子どもの喘息治療

外来のない日は講演会、大学での講義、県教育委員の仕事、各種委員会の業務などに追われた。

学会活動にも力を入れた。小児心身医学会では毎年心理士らと共に演題を発表し、時にはナースにも学会発表のチャンスを与えた。クリニックを留守にするため、入院患者の当番をオンコールという形で親しい医師仲間に依頼して出かけた。北海道での学会から夜遅く帰った矢先に、呼吸停止を起こされ、慌てたこともあった。重篤な喘息発作で呼吸停止をきたし、大病院に救急搬送したケースもあった。

その中で一例だけ悲しいケースがある。七歳の男の子が土曜日の昼前、外来終了直前に咳が止まらないということで祖父と共に来院した。カラ咳だけで元気そうで、喘息を疑わせる所見もなく、胸部レントゲン写真でも異常を認めなかった。

祖父によると、ここ数日、夜間の咳が止まらないということで入院を希望した。土曜日の外来終了前だったこと、当時は緊急病院への紹介システムもまだ確立してなかったことから、経過を見るつもりで入院させた。

ところが、入院当日の深夜に異変が起きた。夜になってから急に咳込みがひどくなり、吸入や服薬でもよくならない。深夜になって更に悪化し、咳と共に血を吐き出し、のどを押さえて苦しみ始めた。すぐさま救急搬送を決意、消防署へ電話し県立中部病院への搬送を依頼した。
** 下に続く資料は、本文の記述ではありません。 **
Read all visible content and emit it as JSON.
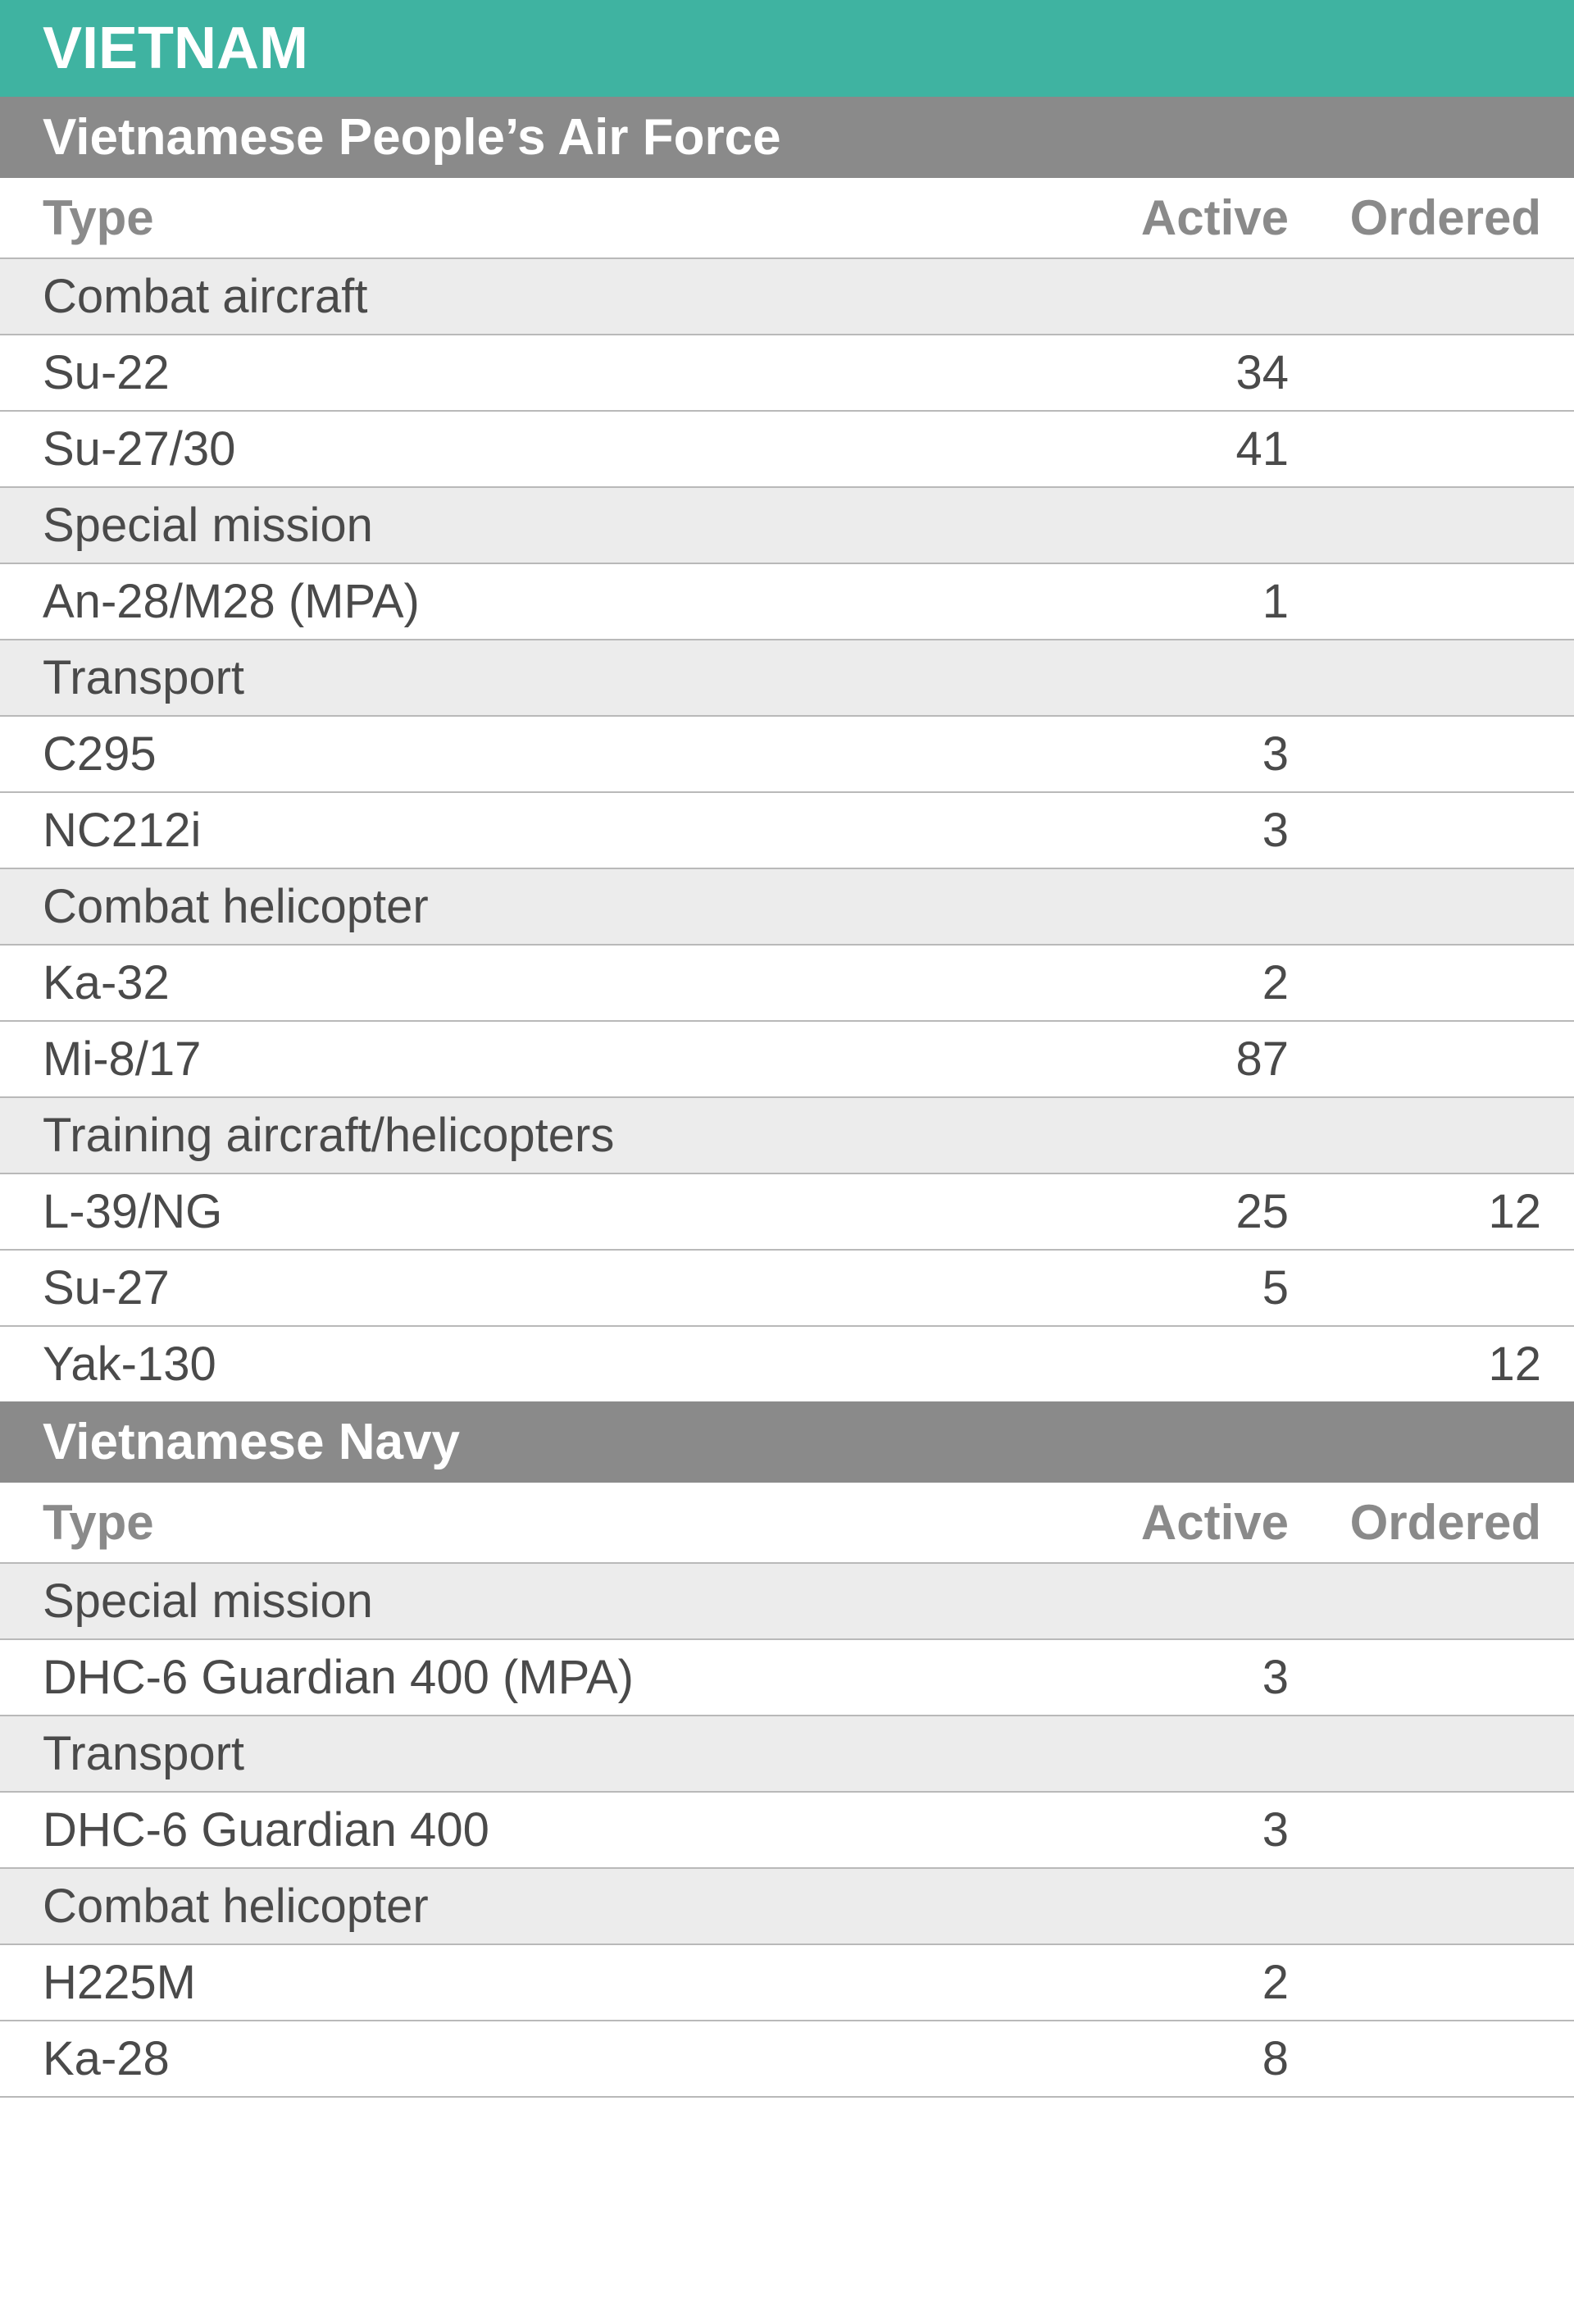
{
  "colors": {
    "country_bg": "#3fb3a1",
    "branch_bg": "#8a8a8a",
    "category_bg": "#ececec",
    "header_text": "#ffffff",
    "col_header_text": "#8a8a8a",
    "body_text": "#4a4a4a",
    "row_border": "#b9b9b9",
    "page_bg": "#ffffff"
  },
  "fontsizes_pt": {
    "country": 54,
    "branch": 47,
    "col_header": 45,
    "body": 44
  },
  "columns": {
    "type": "Type",
    "active": "Active",
    "ordered": "Ordered"
  },
  "country": "VIETNAM",
  "branches": [
    {
      "name": "Vietnamese People’s Air Force",
      "groups": [
        {
          "category": "Combat aircraft",
          "rows": [
            {
              "type": "Su-22",
              "active": "34",
              "ordered": ""
            },
            {
              "type": "Su-27/30",
              "active": "41",
              "ordered": ""
            }
          ]
        },
        {
          "category": "Special mission",
          "rows": [
            {
              "type": "An-28/M28 (MPA)",
              "active": "1",
              "ordered": ""
            }
          ]
        },
        {
          "category": "Transport",
          "rows": [
            {
              "type": "C295",
              "active": "3",
              "ordered": ""
            },
            {
              "type": "NC212i",
              "active": "3",
              "ordered": ""
            }
          ]
        },
        {
          "category": "Combat helicopter",
          "rows": [
            {
              "type": "Ka-32",
              "active": "2",
              "ordered": ""
            },
            {
              "type": "Mi-8/17",
              "active": "87",
              "ordered": ""
            }
          ]
        },
        {
          "category": "Training aircraft/helicopters",
          "rows": [
            {
              "type": "L-39/NG",
              "active": "25",
              "ordered": "12"
            },
            {
              "type": "Su-27",
              "active": "5",
              "ordered": ""
            },
            {
              "type": "Yak-130",
              "active": "",
              "ordered": "12"
            }
          ]
        }
      ]
    },
    {
      "name": "Vietnamese Navy",
      "groups": [
        {
          "category": "Special mission",
          "rows": [
            {
              "type": "DHC-6 Guardian 400 (MPA)",
              "active": "3",
              "ordered": ""
            }
          ]
        },
        {
          "category": "Transport",
          "rows": [
            {
              "type": "DHC-6 Guardian 400",
              "active": "3",
              "ordered": ""
            }
          ]
        },
        {
          "category": "Combat helicopter",
          "rows": [
            {
              "type": "H225M",
              "active": "2",
              "ordered": ""
            },
            {
              "type": "Ka-28",
              "active": "8",
              "ordered": ""
            }
          ]
        }
      ]
    }
  ]
}
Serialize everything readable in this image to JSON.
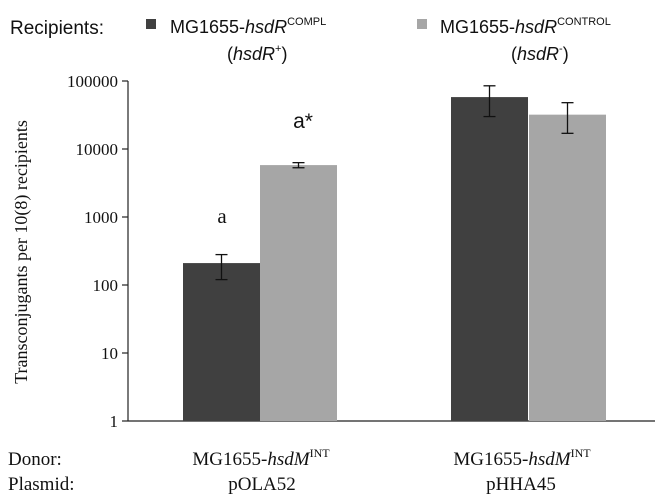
{
  "legend": {
    "title": "Recipients:",
    "items": [
      {
        "prefix": "MG1655-",
        "italic": "hsdR",
        "sup": "COMPL",
        "subtitle_open": "(",
        "subtitle_italic": "hsdR",
        "subtitle_sup": "+",
        "subtitle_close": ")",
        "color": "#404040"
      },
      {
        "prefix": "MG1655-",
        "italic": "hsdR",
        "sup": "CONTROL",
        "subtitle_open": "(",
        "subtitle_italic": "hsdR",
        "subtitle_sup": "-",
        "subtitle_close": ")",
        "color": "#a6a6a6"
      }
    ]
  },
  "footer": {
    "donor_label": "Donor:",
    "plasmid_label": "Plasmid:",
    "groups": [
      {
        "donor_prefix": "MG1655-",
        "donor_italic": "hsdM",
        "donor_sup": "INT",
        "plasmid": "pOLA52"
      },
      {
        "donor_prefix": "MG1655-",
        "donor_italic": "hsdM",
        "donor_sup": "INT",
        "plasmid": "pHHA45"
      }
    ]
  },
  "chart_data": {
    "type": "bar",
    "categories": [
      "pOLA52",
      "pHHA45"
    ],
    "ylabel": "Transconjugants per 10(8) recipients",
    "yscale": "log",
    "ylim": [
      1,
      100000
    ],
    "yticks": [
      "1",
      "10",
      "100",
      "1000",
      "10000",
      "100000"
    ],
    "grid": false,
    "legend_position": "top",
    "series": [
      {
        "values": [
          210,
          58000
        ],
        "error_low": [
          120,
          30000
        ],
        "error_high": [
          280,
          85000
        ],
        "color": "#404040"
      },
      {
        "values": [
          5800,
          32000
        ],
        "error_low": [
          5300,
          17000
        ],
        "error_high": [
          6300,
          48000
        ],
        "color": "#a6a6a6"
      }
    ],
    "annotations": [
      {
        "category": 0,
        "series": 0,
        "text": "a"
      },
      {
        "category": 0,
        "series": 1,
        "text": "a*"
      }
    ]
  }
}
救急車に私とナースが乗り込み、酸素マスクを当てながら出発したが、途中本人が苦しみのあまりマスクを手で払いのけたため、マスクの備品が吹っ飛んでしまった。同時に救急車の酸素も切れてしまった。私は慌てて口から口への呼吸法で急場をしのいだ。

県立中部病院ではスタッフらが玄関に待ち構えてくれた。私は口から口への呼吸法で口まわりを血で真っ赤に染めながら申し送りをした。

入院三日後、この子は帰らぬ人となった。原因は、縦隔悪性リンパ腫という極めて珍しい悪性のがんだった。今なお忘れられないケースである。

閉院に至るまでの二十三年間で呼吸停止に近いケースを七例経験したが、そのほかのケースは無事に乗り越えることができた。